Société

 Parole à... Mélinée Manouchian

 

Où es-tu née ?

En 1913 à EREVAN en Arménie

Tu as quitté ton pays à l’âge de 2 ans, pourquoi ?

Mes parents sont tués au cours du génocide [1] arménien en 1915, ils sont tués par les soldats de l’empire Ottoman. Nous étions une minorité chrétienne dans un empire musulman, il y avait une volonté de purification ethnique. Après un périple en Grèce comme réfugiée, j’arrive en France en 1926 avec ma sœur Arméne à Marseille

En France, tu rencontres Missak Manouchian, a quelle occasion ?

En 1935, au cours d’une réunion du parti communiste, on participe aux manifs de 1936 et on se marie en février 1936.

Au cours de la 2nde guerre mondiale, tu choisis la clandestinité et la résistance, pourquoi ?

Nous étions deux orphelins du génocide, nous n’étions pas poursuivis par les nazis. Nous aurions pu rester cachés, mais nous ne pouvions pas rester insensibles à tous ces meurtres, à toutes ces déportations de juif·ves par les Allemands, car je voyais la main de ces mêmes allemands qui encadraient l’armée turque lors du génocide arménien.

L’affiche rouge*, c’est quoi ?

C’est une affiche de propagande nazie qui regroupait 10 visages, collée sur les murs de Paris et d’autres villes, avec comme titre « des libérateurs ? ». Elle a été collée au moment du procès du groupe Manouchian en février 1944. Il s’agit d’une mise en scène publique « orchestrée » par le régime de Vichy contre les immigré·es.

Pourquoi ce procès ?

Plusieurs membres du groupe Manouchian et d’autres résistant·es sont arrêté·es en nov. 1943 pour avoir tué plusieurs soldats allemands dont le commandant Julius Ritter. Ces attaques avaient lieu en pleine rue avec peu d’armes que nous avions à notre disposition. Ils et elles seront arrêté·es par la police française après une filature. Pendant 4 mois à Fresnes, ils et elles seront torturé·es et finalement exécuté·es le 21 février 1944 au Mont Valérien sauf Olga [2] qui sera décapitée en Allemagne.

Tu rentres au panthéon au mois de février 2024, pourquoi ?

A l’occasion des 80 ans de l’affiche rouge et de l’exécution des résistant·es arrêté·es en novembre 43. Je rentre avec Missak puisque nous sommes réunis depuis 1994 sous la stèle des militaires morts pour la France du cimetière d’Ivry.

Qu’en penses tu ?

C’est la reconnaissance du groupe Manouchian et des résistant·es apatrides, immigré·es qui appartenaient aux FTP MOI [3], par la France. Manouchian disait « je n’ai pas hérité la nationalité française mais je l’ai méritée ».

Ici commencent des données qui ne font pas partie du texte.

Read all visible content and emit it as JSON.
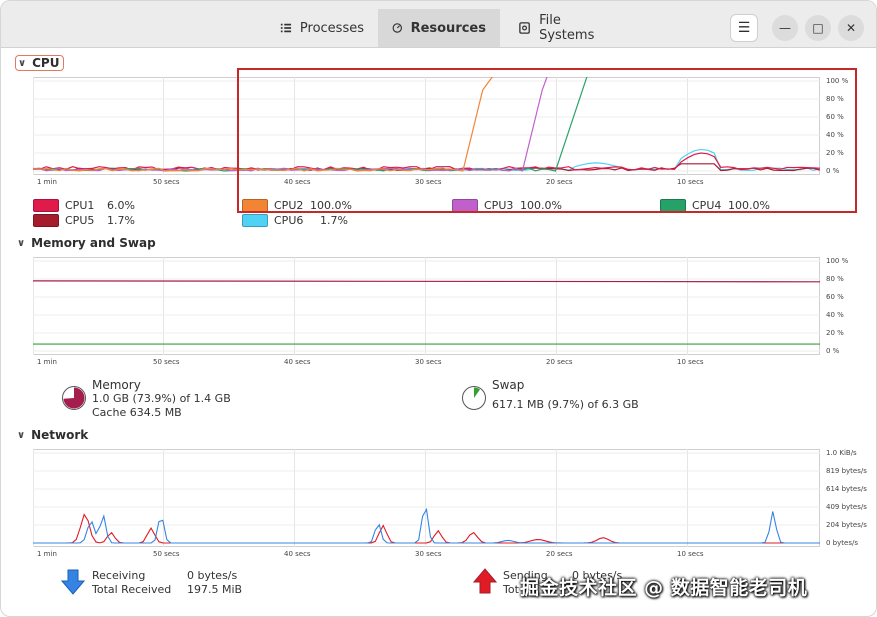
{
  "tabs": [
    {
      "label": "Processes",
      "icon": "list-icon"
    },
    {
      "label": "Resources",
      "icon": "gauge-icon"
    },
    {
      "label": "File Systems",
      "icon": "disk-icon"
    }
  ],
  "window_buttons": {
    "menu": "☰",
    "minimize": "—",
    "maximize": "□",
    "close": "✕"
  },
  "cpu": {
    "title": "CPU",
    "x_ticks": [
      "1 min",
      "50 secs",
      "40 secs",
      "30 secs",
      "20 secs",
      "10 secs"
    ],
    "y_ticks": [
      "100 %",
      "80 %",
      "60 %",
      "40 %",
      "20 %",
      "0 %"
    ],
    "legend": [
      {
        "name": "CPU1",
        "value": "6.0%",
        "color": "#e01b4c"
      },
      {
        "name": "CPU2",
        "value": "100.0%",
        "color": "#f28534"
      },
      {
        "name": "CPU3",
        "value": "100.0%",
        "color": "#c061cb"
      },
      {
        "name": "CPU4",
        "value": "100.0%",
        "color": "#26a269"
      },
      {
        "name": "CPU5",
        "value": "1.7%",
        "color": "#a51d2d"
      },
      {
        "name": "CPU6",
        "value": "1.7%",
        "color": "#4fd2f5"
      }
    ]
  },
  "memory": {
    "title": "Memory and Swap",
    "x_ticks": [
      "1 min",
      "50 secs",
      "40 secs",
      "30 secs",
      "20 secs",
      "10 secs"
    ],
    "y_ticks": [
      "100 %",
      "80 %",
      "60 %",
      "40 %",
      "20 %",
      "0 %"
    ],
    "memory_label": "Memory",
    "memory_usage": "1.0 GB (73.9%) of 1.4 GB",
    "memory_cache": "Cache 634.5 MB",
    "memory_percent": 73.9,
    "swap_label": "Swap",
    "swap_usage": "617.1 MB (9.7%) of 6.3 GB",
    "swap_percent": 9.7,
    "memory_color": "#a51d4c",
    "swap_color": "#33a033"
  },
  "network": {
    "title": "Network",
    "x_ticks": [
      "1 min",
      "50 secs",
      "40 secs",
      "30 secs",
      "20 secs",
      "10 secs"
    ],
    "y_ticks": [
      "1.0 KiB/s",
      "819 bytes/s",
      "614 bytes/s",
      "409 bytes/s",
      "204 bytes/s",
      "0 bytes/s"
    ],
    "receiving_label": "Receiving",
    "receiving_value": "0 bytes/s",
    "total_received_label": "Total Received",
    "total_received_value": "197.5 MiB",
    "sending_label": "Sending",
    "sending_value": "0 bytes/s",
    "total_sent_label": "Tot",
    "receiving_color": "#3584e4",
    "sending_color": "#e01b24"
  },
  "watermark": "掘金技术社区 @ 数据智能老司机"
}
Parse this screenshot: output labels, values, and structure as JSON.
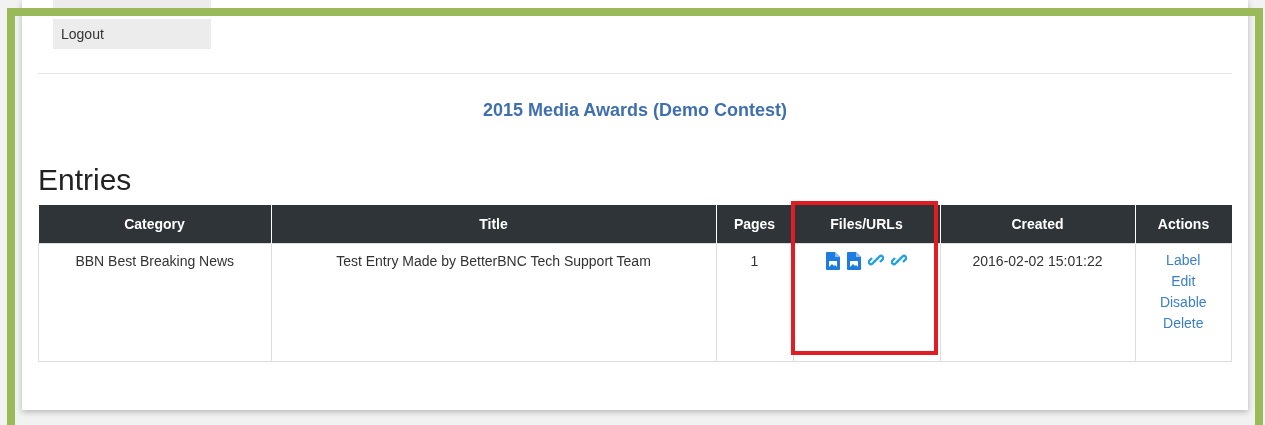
{
  "menu": [
    {
      "label": "Logout"
    }
  ],
  "contest_title": "2015 Media Awards (Demo Contest)",
  "heading": "Entries",
  "table": {
    "columns": [
      {
        "label": "Category",
        "highlighted": false
      },
      {
        "label": "Title",
        "highlighted": false
      },
      {
        "label": "Pages",
        "highlighted": false
      },
      {
        "label": "Files/URLs",
        "highlighted": true
      },
      {
        "label": "Created",
        "highlighted": false
      },
      {
        "label": "Actions",
        "highlighted": false
      }
    ],
    "rows": [
      {
        "category": "BBN Best Breaking News",
        "title": "Test Entry Made by BetterBNC Tech Support Team",
        "pages": "1",
        "files": [
          {
            "kind": "file"
          },
          {
            "kind": "file"
          },
          {
            "kind": "link"
          },
          {
            "kind": "link"
          }
        ],
        "created": "2016-02-02 15:01:22",
        "actions": [
          "Label",
          "Edit",
          "Disable",
          "Delete"
        ]
      }
    ]
  }
}
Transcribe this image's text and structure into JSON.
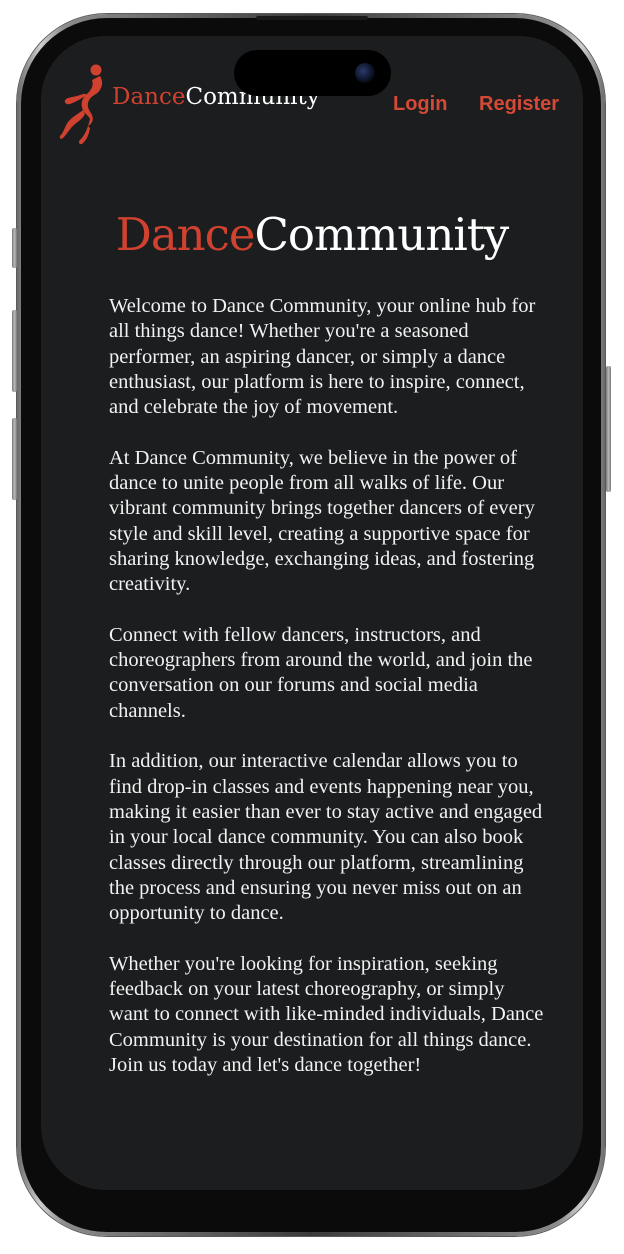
{
  "header": {
    "brand_part1": "Dance",
    "brand_part2": "Community",
    "logo_icon": "dancer-logo-icon",
    "nav": {
      "login_label": "Login",
      "register_label": "Register"
    }
  },
  "hero": {
    "title_part1": "Dance",
    "title_part2": "Community"
  },
  "paragraphs": [
    "Welcome to Dance Community, your online hub for all things dance! Whether you're a seasoned performer, an aspiring dancer, or simply a dance enthusiast, our platform is here to inspire, connect, and celebrate the joy of movement.",
    "At Dance Community, we believe in the power of dance to unite people from all walks of life. Our vibrant community brings together dancers of every style and skill level, creating a supportive space for sharing knowledge, exchanging ideas, and fostering creativity.",
    "Connect with fellow dancers, instructors, and choreographers from around the world, and join the conversation on our forums and social media channels.",
    "In addition, our interactive calendar allows you to find drop-in classes and events happening near you, making it easier than ever to stay active and engaged in your local dance community. You can also book classes directly through our platform, streamlining the process and ensuring you never miss out on an opportunity to dance.",
    "Whether you're looking for inspiration, seeking feedback on your latest choreography, or simply want to connect with like-minded individuals, Dance Community is your destination for all things dance. Join us today and let's dance together!"
  ],
  "colors": {
    "accent": "#d0422f",
    "background": "#1b1d1e",
    "text": "#f2f2f2"
  }
}
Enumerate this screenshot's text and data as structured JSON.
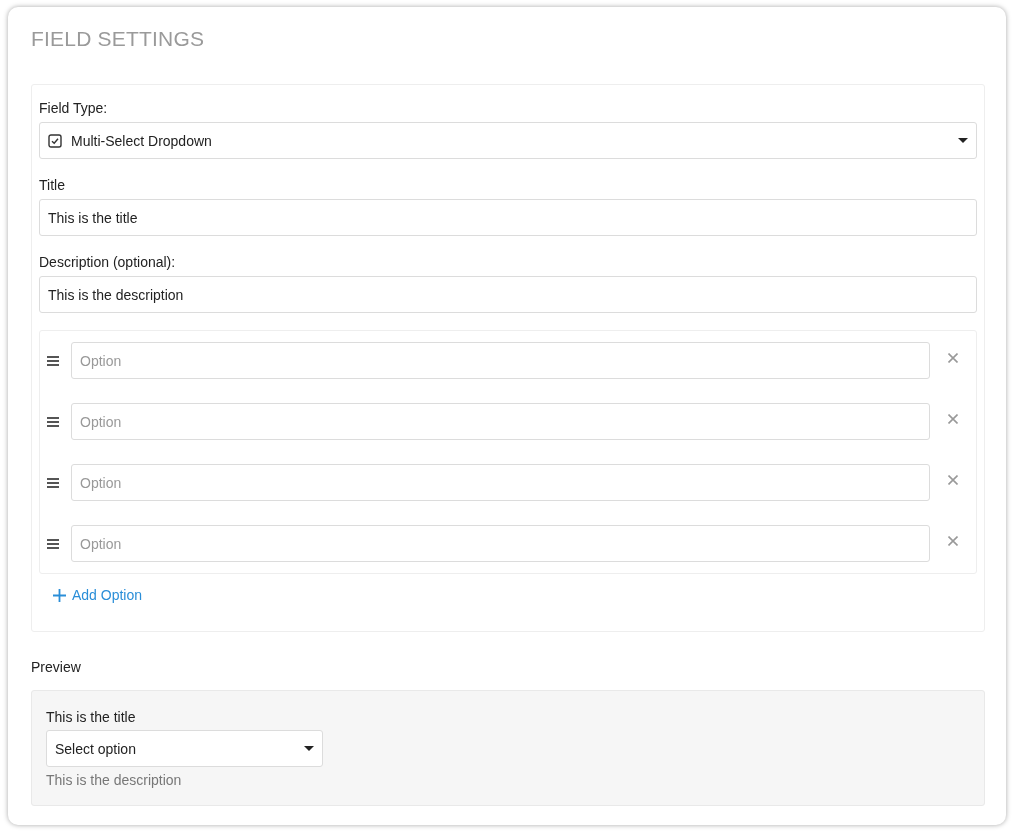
{
  "panel": {
    "title": "FIELD SETTINGS"
  },
  "settings": {
    "field_type": {
      "label": "Field Type:",
      "value": "Multi-Select Dropdown"
    },
    "title": {
      "label": "Title",
      "value": "This is the title"
    },
    "description": {
      "label": "Description (optional):",
      "value": "This is the description"
    },
    "options": [
      {
        "placeholder": "Option"
      },
      {
        "placeholder": "Option"
      },
      {
        "placeholder": "Option"
      },
      {
        "placeholder": "Option"
      }
    ],
    "add_option": {
      "label": "Add Option"
    }
  },
  "preview": {
    "label": "Preview",
    "title": "This is the title",
    "select": {
      "value": "Select option"
    },
    "description": "This is the description"
  }
}
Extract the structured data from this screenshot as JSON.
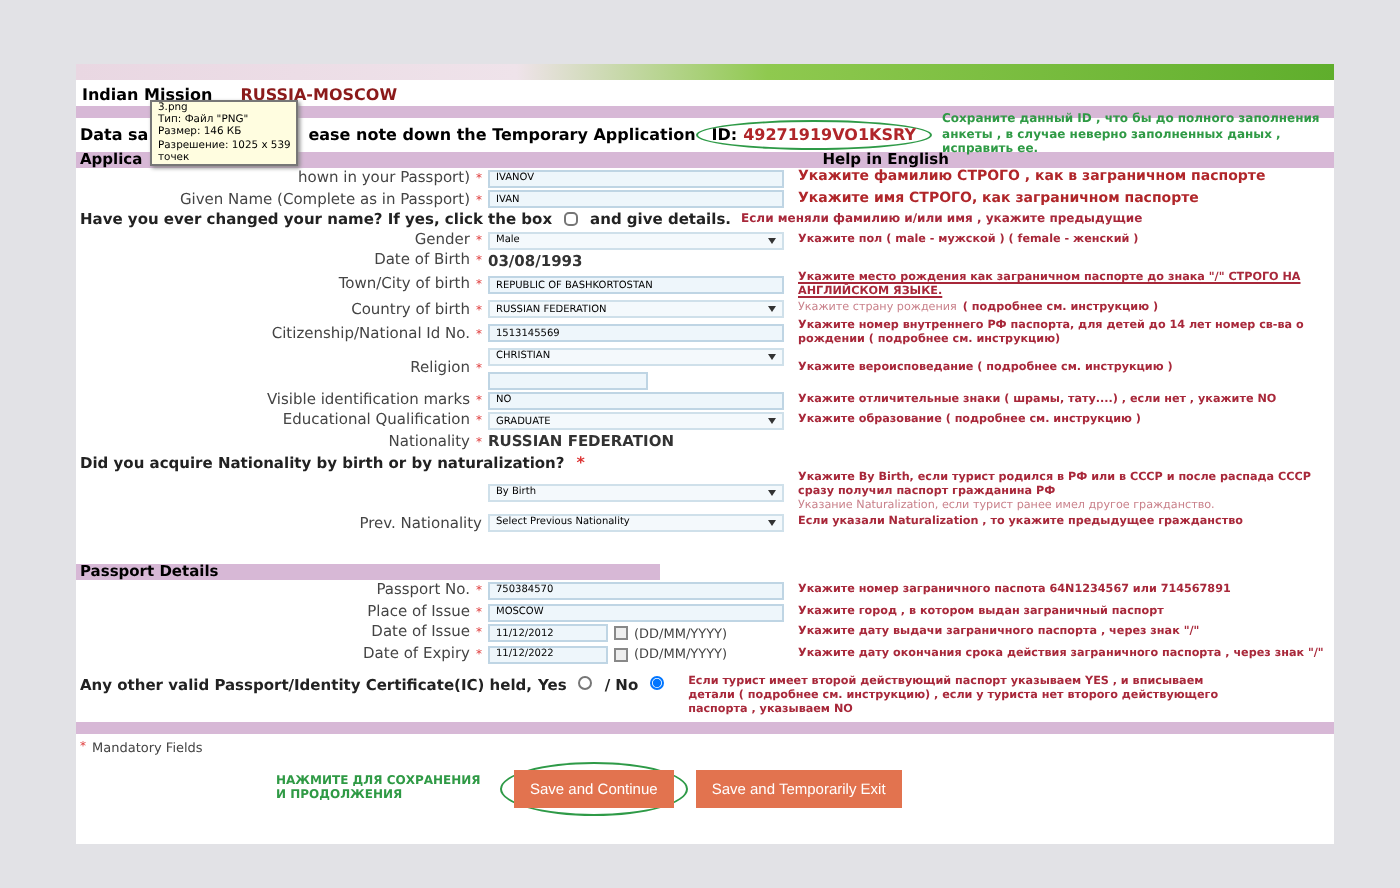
{
  "mission": {
    "label": "Indian Mission",
    "value": "RUSSIA-MOSCOW"
  },
  "notice": {
    "lead": "Data sa",
    "text": "ease note down the Temporary Application",
    "id_label": "ID:",
    "id": "49271919VO1KSRY",
    "help": "Сохраните данный ID , что бы до полного заполнения анкеты , в случае неверно заполненных даных , исправить ее."
  },
  "tooltip": [
    "3.png",
    "Тип: Файл \"PNG\"",
    "Размер: 146 КБ",
    "Разрешение: 1025 x 539",
    "точек"
  ],
  "application": {
    "title": "Applica",
    "help_title": "Help in English",
    "fields": [
      {
        "kind": "input",
        "label": "hown in your Passport)",
        "required": true,
        "value": "IVANOV",
        "help": [
          {
            "kind": "strong",
            "text": "Укажите фамилию СТРОГО , как в заграничном паспорте"
          }
        ]
      },
      {
        "kind": "input",
        "label": "Given Name (Complete as in Passport)",
        "required": true,
        "value": "IVAN",
        "help": [
          {
            "kind": "strong",
            "text": "Укажите имя СТРОГО, как заграничном паспорте"
          }
        ]
      },
      {
        "kind": "checkbox",
        "label": "Have you ever changed your name? If yes, click the box",
        "after": "and give details.",
        "checked": false,
        "help": [
          {
            "kind": "plain",
            "text": "Если меняли фамилию и/или имя , укажите предыдущие"
          }
        ]
      },
      {
        "kind": "select",
        "label": "Gender",
        "required": true,
        "value": "Male",
        "help": [
          {
            "kind": "plain",
            "text": "Укажите пол ( male - мужской ) ( female - женский )"
          }
        ]
      },
      {
        "kind": "static",
        "label": "Date of Birth",
        "required": true,
        "value": "03/08/1993"
      },
      {
        "kind": "input",
        "label": "Town/City of birth",
        "required": true,
        "value": "REPUBLIC OF BASHKORTOSTAN",
        "help": [
          {
            "kind": "link",
            "text": "Укажите место рождения как заграничном паспорте до знака \"/\" СТРОГО НА АНГЛИЙСКОМ ЯЗЫКЕ."
          }
        ]
      },
      {
        "kind": "select",
        "label": "Country of birth",
        "required": true,
        "value": "RUSSIAN FEDERATION",
        "help": [
          {
            "kind": "muted",
            "text": "Укажите страну рождения"
          },
          {
            "kind": "plain",
            "text": "( подробнее см. инструкцию )"
          }
        ]
      },
      {
        "kind": "input",
        "label": "Citizenship/National Id No.",
        "required": true,
        "value": "1513145569",
        "help": [
          {
            "kind": "plain",
            "text": "Укажите номер внутреннего РФ паспорта, для детей до 14 лет номер св-ва о рождении ( подробнее см. инструкцию)"
          }
        ]
      },
      {
        "kind": "select-extra",
        "label": "Religion",
        "required": true,
        "value": "CHRISTIAN",
        "help": [
          {
            "kind": "plain",
            "text": "Укажите вероисповедание ( подробнее см. инструкцию )"
          }
        ]
      },
      {
        "kind": "input",
        "label": "Visible identification marks",
        "required": true,
        "value": "NO",
        "help": [
          {
            "kind": "plain",
            "text": "Укажите отличительные знаки ( шрамы, тату....) , если нет , укажите NO"
          }
        ]
      },
      {
        "kind": "select",
        "label": "Educational Qualification",
        "required": true,
        "value": "GRADUATE",
        "help": [
          {
            "kind": "plain",
            "text": "Укажите образование ( подробнее см. инструкцию )"
          }
        ]
      },
      {
        "kind": "static",
        "label": "Nationality",
        "required": true,
        "value": "RUSSIAN FEDERATION"
      },
      {
        "kind": "question",
        "label": "Did you acquire Nationality by birth or by naturalization?",
        "required": true
      },
      {
        "kind": "select",
        "value": "By Birth",
        "help": [
          {
            "kind": "plain",
            "text": "Укажите By Birth, если турист родился в РФ или в СССР и после распада СССР сразу получил паспорт гражданина РФ"
          },
          {
            "kind": "muted",
            "text": "Указание Naturalization, если турист ранее имел другое гражданство."
          }
        ]
      },
      {
        "kind": "select",
        "label": "Prev. Nationality",
        "value": "Select Previous Nationality",
        "help": [
          {
            "kind": "plain",
            "text": "Если указали Naturalization , то укажите предыдущее гражданство"
          }
        ]
      }
    ]
  },
  "passport": {
    "title": "Passport Details",
    "fields": [
      {
        "kind": "input",
        "label": "Passport No.",
        "required": true,
        "value": "750384570",
        "help": [
          {
            "kind": "plain",
            "text": "Укажите номер заграничного паспота 64N1234567 или 714567891"
          }
        ]
      },
      {
        "kind": "input",
        "label": "Place of Issue",
        "required": true,
        "value": "MOSCOW",
        "help": [
          {
            "kind": "plain",
            "text": "Укажите город , в котором выдан заграничный паспорт"
          }
        ]
      },
      {
        "kind": "date",
        "label": "Date of Issue",
        "required": true,
        "value": "11/12/2012",
        "hint": "(DD/MM/YYYY)",
        "help": [
          {
            "kind": "plain",
            "text": "Укажите дату выдачи заграничного паспорта , через знак \"/\""
          }
        ]
      },
      {
        "kind": "date",
        "label": "Date of Expiry",
        "required": true,
        "value": "11/12/2022",
        "hint": "(DD/MM/YYYY)",
        "help": [
          {
            "kind": "plain",
            "text": "Укажите дату окончания срока действия заграничного паспорта , через знак \"/\""
          }
        ]
      },
      {
        "kind": "radio",
        "label": "Any other valid Passport/Identity Certificate(IC) held,",
        "options": [
          {
            "label": "Yes",
            "selected": false
          },
          {
            "label": "/ No",
            "selected": true
          }
        ],
        "help": [
          {
            "kind": "plain",
            "text": "Если турист имеет второй действующий паспорт указываем YES , и вписываем детали ( подробнее см. инструкцию) , если у туриста нет второго действующего паспорта , указываем NO"
          }
        ]
      }
    ]
  },
  "footer": {
    "mandatory_mark": "*",
    "mandatory": "Mandatory Fields",
    "note": "НАЖМИТЕ ДЛЯ СОХРАНЕНИЯ И ПРОДОЛЖЕНИЯ",
    "buttons": [
      {
        "label": "Save and Continue",
        "circled": true
      },
      {
        "label": "Save and Temporarily Exit",
        "circled": false
      }
    ]
  }
}
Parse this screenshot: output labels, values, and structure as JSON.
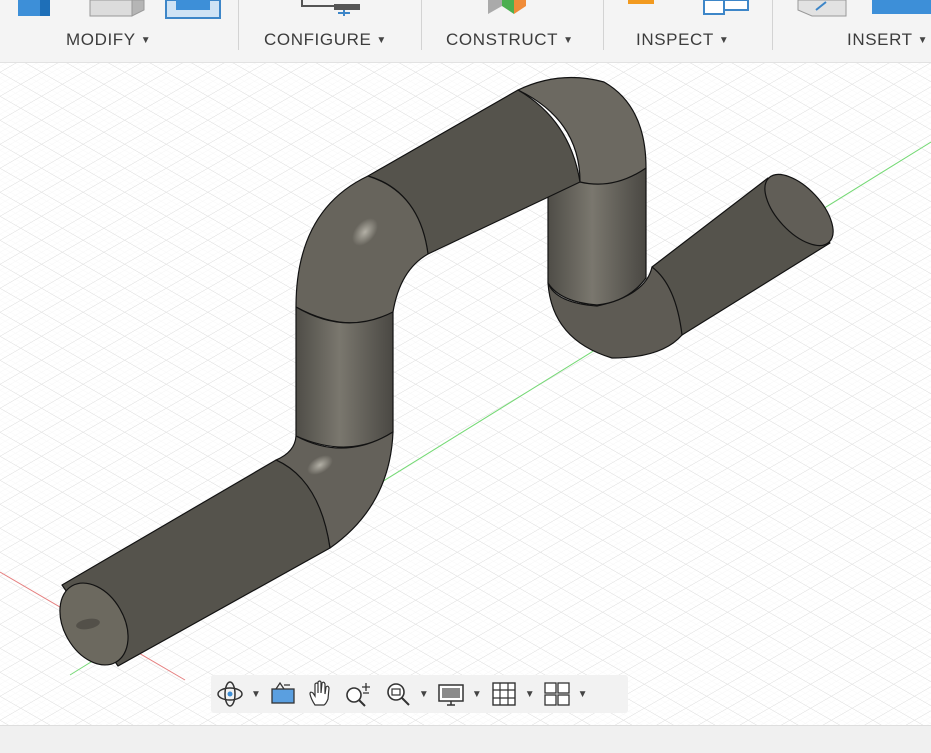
{
  "toolbar": {
    "groups": [
      {
        "label": "MODIFY",
        "caret": "▼"
      },
      {
        "label": "CONFIGURE",
        "caret": "▼"
      },
      {
        "label": "CONSTRUCT",
        "caret": "▼"
      },
      {
        "label": "INSPECT",
        "caret": "▼"
      },
      {
        "label": "INSERT",
        "caret": "▼"
      }
    ]
  },
  "navbar": {
    "caret": "▼",
    "tools": [
      "orbit-icon",
      "look-at-icon",
      "pan-icon",
      "zoom-icon",
      "fit-zoom-icon",
      "display-settings-icon",
      "grid-snap-icon",
      "viewports-icon"
    ]
  },
  "colors": {
    "toolbar_bg": "#f4f4f4",
    "pipe": "#6a675f",
    "grid": "#d8d8d8",
    "x_axis": "#e06060",
    "y_axis": "#62d262"
  }
}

Résister c’est comme respirer ?

Dés mon enfance, j’ai compris que l’oppression peut être quotidienne, elle a plusieurs formes parfois elle se place entre groupes ethniques ou entre religions mais que…plusieurs fois, ma vie a été menacée parce que j’étais chrétienne, arménienne, communiste, immigrée, résistante. J’ai simplement fait le choix de la vie.


[1génocide : crime contre l’humanité tendant à la destruction totale ou partielle d’un groupe national, ethnique, racial ou religieux ; sont qualifiés de génocide les atteintes volontaires à la vie, à l’intégrité physique ou psychique, la soumission à des conditions d’existence mettant en péril la vie du groupe, les entraves aux naissances et les transferts forcés d’enfants qui visent à un tel but. (Larousse)

[2Olga BANCIC : née le 10 mai 1912 à Kichinev (Roumanie), guillotinée le 10 mai 1944 à Stuttgart (Allemagne) ; étudiante ; résistante FTP-MOI, la seule femme du procès dit de l’Affiche rouge. (Maitron)

[3Les FTP-MOI (Francs-tireurs et partisans de la main d’œuvre étrangère) sont issus de la Main-d’œuvre immigrée (MOI), une structure mise en place par le Parti communiste français dans les années 1920 pour encadrer les très nombreux étrangers travaillant en France. Dès que le Parti communiste français s’engage dans la lutte armée, en août 1941, les étrangers de la MOI ont constitué une part importante des forces mobilisées dans la région parisienne.